New Jersey Assemblyman Ron Dancer has been honored with the Rutgers Equine Science Center’s “Spirit of the Horse” award in recognition of his contributions to the state’s horse industry.

Dancer, son of the late famed harness horse racing driver Stanley Dancer, sponsored the legislation to save the future of New Jersey horse racing by authorizing the lease of the Meadowlands racetrack and Monmouth Park to the private sector.

“Horses have always been a part of my life and I am honored to be able to give back to the equine industry, not only because it has been so impactful personally, but also because it is such an important part of New Jersey’s identity,” Dancer (R-Ocean) said.

Dancer professionally raced and trained harness horses from 1968 through 1998. He has served on the boards of numerous equine organizations, including the Standardbred Breeders and Owners Association of New Jersey, the New Jersey Department of Agriculture’s Sire Stakes, the US Trotting Association, and the New Jersey Racing Commission.

As a lawmaker since 2002, Dancer has worked to ensure the sustainability of the equine industry. His legislation constitutionally dedicated revenues from sports wagering to horse racing purses. Dancer was chairman of the USTA’s racing helmet safety research and development committee that established a standard of safety for the manufacture of drivers’ helmets.

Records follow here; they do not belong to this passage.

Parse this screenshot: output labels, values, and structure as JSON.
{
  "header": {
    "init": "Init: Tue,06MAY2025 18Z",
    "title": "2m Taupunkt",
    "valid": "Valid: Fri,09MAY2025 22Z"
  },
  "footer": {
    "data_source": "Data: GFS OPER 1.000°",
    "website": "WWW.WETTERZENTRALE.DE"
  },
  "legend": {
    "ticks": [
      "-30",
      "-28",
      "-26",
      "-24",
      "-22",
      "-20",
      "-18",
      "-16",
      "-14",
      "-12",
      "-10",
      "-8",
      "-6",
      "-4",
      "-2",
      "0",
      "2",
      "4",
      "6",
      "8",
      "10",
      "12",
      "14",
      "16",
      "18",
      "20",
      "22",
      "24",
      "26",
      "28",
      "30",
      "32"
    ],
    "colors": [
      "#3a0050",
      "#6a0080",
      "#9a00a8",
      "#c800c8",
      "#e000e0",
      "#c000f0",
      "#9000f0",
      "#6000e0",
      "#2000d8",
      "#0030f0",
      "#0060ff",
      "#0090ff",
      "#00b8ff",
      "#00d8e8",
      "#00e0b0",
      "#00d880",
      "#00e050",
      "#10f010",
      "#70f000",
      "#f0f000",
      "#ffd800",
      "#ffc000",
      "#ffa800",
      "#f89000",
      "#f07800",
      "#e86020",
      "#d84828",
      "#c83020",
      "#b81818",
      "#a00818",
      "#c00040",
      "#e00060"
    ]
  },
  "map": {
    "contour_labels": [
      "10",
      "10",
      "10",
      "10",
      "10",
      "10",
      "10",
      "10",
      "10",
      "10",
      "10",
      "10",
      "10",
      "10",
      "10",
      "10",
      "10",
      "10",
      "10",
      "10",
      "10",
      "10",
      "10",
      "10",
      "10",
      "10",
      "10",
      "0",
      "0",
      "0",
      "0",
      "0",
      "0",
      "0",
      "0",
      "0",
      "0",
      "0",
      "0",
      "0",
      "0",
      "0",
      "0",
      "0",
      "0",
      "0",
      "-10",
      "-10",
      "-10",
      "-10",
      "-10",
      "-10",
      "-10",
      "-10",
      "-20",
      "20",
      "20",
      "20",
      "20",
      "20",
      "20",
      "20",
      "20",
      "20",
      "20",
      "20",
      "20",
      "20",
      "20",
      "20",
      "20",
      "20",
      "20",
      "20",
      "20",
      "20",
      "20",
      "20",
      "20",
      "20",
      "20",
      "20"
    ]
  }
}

The award was presented virtually at the center’s annual Evening of Science and Celebration last week.

In 1964, Ron Dancer’s father, Stanley, bought New Zealand pacer Cardigan Bay in partnership for $100,000 in Australia, from Auckland owner Audrey Dean. It was a huge price for an eight-year-old gelding who had won only $US137,000, but Cardigan Bay had run a mile in 1 minute 56 1/5 seconds, one of the fastest times ever recorded at the time. Cardigan Bay proved immensely popular in the US, and was the only horse to defeat the three US Hall of Fame horses of that era: Overtrick, Bret Hanover, and Meadow Skipper.

As a 12-year-old, he became the first harness horse to win $US1 million. A month after he reached the million-dollar mark, it was, by formal proclamation, “Cardigan Bay Day” in Yonkers, New York. The next day he appeared on the Ed Sullivan Show. He was retired and lived out his days in New Zealand.